Ximena Mideros

Personal information
- Full name: Ximena Alexandra Mideros Gongora
- Date of birth: 15 November 1997 (age 28)
- Place of birth: Colombia
- Position: Defender

Team information
- Current team: FC Pyunik
- Number: 24

Senior career*
- Years: Team / Apps / (Gls)
- 2018–2021: Deportivo Pereira
- 2021–2022: Maccabi Kishronot Hadera
- 2022–2024: Eastern Flames / 22 / (4)
- 2024–: FC Pyunik / 2 / (0)

= Ximena Mideros =

Colombian footballer (born 1997)

Ximena Alexandra Mideros Gongora (born 15 November 1997) is a Colombian footballer who plays as a defender for Armenian Women's Premier League side FC Pyunik.

==Career==
In 2018, Mideros signed her first professional contract with Deportivo Pereira.

After spending three years with Deportivo Pereira, Gongora joined the Israeli Maccabi Kishronot Hadera in the Ligat Nashim.

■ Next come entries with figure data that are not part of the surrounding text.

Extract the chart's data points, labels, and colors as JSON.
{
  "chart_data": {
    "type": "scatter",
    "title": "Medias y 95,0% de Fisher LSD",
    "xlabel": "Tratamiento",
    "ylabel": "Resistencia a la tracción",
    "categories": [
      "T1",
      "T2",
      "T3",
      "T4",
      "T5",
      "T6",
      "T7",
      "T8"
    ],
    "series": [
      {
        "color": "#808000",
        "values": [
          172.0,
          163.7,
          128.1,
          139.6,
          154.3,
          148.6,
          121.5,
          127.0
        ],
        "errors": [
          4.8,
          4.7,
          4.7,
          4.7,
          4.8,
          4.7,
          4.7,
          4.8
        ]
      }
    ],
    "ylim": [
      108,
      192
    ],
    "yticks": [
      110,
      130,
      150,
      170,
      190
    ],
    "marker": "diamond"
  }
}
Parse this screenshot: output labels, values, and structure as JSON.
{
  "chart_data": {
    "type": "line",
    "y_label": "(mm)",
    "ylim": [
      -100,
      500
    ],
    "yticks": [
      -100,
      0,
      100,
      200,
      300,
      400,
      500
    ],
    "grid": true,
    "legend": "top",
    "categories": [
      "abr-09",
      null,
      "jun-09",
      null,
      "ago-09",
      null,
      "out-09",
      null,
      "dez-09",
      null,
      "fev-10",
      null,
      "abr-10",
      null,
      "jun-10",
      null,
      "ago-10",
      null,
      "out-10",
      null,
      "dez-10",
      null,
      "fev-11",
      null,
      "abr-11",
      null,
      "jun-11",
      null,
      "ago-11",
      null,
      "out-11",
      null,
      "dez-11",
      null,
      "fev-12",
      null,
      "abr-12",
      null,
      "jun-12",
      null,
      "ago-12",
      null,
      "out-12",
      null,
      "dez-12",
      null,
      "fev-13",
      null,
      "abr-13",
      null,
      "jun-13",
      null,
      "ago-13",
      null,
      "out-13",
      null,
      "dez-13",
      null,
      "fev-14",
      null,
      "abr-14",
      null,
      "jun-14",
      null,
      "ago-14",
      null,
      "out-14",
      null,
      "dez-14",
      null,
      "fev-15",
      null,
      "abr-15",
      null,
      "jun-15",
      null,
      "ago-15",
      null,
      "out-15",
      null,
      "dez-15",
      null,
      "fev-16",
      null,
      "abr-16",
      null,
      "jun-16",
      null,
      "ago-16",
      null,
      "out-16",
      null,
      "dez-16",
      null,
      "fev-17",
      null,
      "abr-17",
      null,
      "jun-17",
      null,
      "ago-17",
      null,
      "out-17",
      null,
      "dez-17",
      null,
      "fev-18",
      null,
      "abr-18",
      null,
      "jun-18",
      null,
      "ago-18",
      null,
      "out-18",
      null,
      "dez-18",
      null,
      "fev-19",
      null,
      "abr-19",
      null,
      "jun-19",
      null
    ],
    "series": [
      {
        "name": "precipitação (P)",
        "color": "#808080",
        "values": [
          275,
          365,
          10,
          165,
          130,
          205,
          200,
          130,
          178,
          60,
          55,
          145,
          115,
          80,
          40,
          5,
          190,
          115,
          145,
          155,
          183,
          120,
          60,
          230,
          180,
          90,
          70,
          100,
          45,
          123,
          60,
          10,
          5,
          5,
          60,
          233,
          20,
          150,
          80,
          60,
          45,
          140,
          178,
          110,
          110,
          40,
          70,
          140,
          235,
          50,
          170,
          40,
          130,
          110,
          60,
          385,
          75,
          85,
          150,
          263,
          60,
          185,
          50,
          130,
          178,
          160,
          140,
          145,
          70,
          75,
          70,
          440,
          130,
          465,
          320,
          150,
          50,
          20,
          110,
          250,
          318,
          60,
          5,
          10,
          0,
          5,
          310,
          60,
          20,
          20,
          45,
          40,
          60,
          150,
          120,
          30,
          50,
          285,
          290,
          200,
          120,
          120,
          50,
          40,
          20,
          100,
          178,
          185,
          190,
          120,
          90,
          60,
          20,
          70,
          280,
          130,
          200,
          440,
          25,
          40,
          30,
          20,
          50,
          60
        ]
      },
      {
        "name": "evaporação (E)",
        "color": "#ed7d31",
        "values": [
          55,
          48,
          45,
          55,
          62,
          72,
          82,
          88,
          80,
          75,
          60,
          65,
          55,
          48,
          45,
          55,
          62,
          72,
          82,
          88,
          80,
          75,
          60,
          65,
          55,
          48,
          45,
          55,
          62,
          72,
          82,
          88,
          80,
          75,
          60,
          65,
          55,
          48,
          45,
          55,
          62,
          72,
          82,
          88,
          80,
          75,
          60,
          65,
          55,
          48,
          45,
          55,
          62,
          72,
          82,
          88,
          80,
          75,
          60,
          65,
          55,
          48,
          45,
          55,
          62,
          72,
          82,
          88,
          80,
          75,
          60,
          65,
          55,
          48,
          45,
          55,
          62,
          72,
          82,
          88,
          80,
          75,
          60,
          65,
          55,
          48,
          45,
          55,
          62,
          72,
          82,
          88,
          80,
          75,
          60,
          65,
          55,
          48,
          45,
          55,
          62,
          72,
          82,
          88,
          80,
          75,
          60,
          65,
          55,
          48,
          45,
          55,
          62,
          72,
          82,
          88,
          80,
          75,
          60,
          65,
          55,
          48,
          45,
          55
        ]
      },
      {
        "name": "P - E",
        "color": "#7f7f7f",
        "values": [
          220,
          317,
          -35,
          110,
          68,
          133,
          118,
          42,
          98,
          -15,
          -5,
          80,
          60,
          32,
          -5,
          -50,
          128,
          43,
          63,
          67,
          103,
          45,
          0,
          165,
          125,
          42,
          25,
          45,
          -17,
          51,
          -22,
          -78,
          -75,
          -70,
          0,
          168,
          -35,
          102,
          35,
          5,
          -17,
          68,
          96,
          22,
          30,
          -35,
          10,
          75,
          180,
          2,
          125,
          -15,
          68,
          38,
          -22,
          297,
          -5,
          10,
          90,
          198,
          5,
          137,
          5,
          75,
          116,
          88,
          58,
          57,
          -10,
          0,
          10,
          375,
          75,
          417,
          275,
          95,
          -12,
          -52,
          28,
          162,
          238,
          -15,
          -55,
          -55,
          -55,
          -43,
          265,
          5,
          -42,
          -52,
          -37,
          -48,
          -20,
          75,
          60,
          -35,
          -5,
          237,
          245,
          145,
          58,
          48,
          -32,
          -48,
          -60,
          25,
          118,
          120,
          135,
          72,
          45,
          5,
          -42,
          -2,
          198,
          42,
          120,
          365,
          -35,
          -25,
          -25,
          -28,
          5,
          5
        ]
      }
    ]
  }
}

On 26 December 2022 it was announced that Ximena Gongora would be transferring to Saudi Arabia's Eastern Flames. This move was made to participate in the second half of the inaugural edition of the Saudi Women's Premier League. The club decided to extend her contract on 27 August 2023.

On 4 September 2024, She signed with Armenian club FC Pyunik ahead of 2024–25 UEFA Women's Champions League. She made her debut for the club in their opening match of the Champions League qualifiers against Apollon Ladies.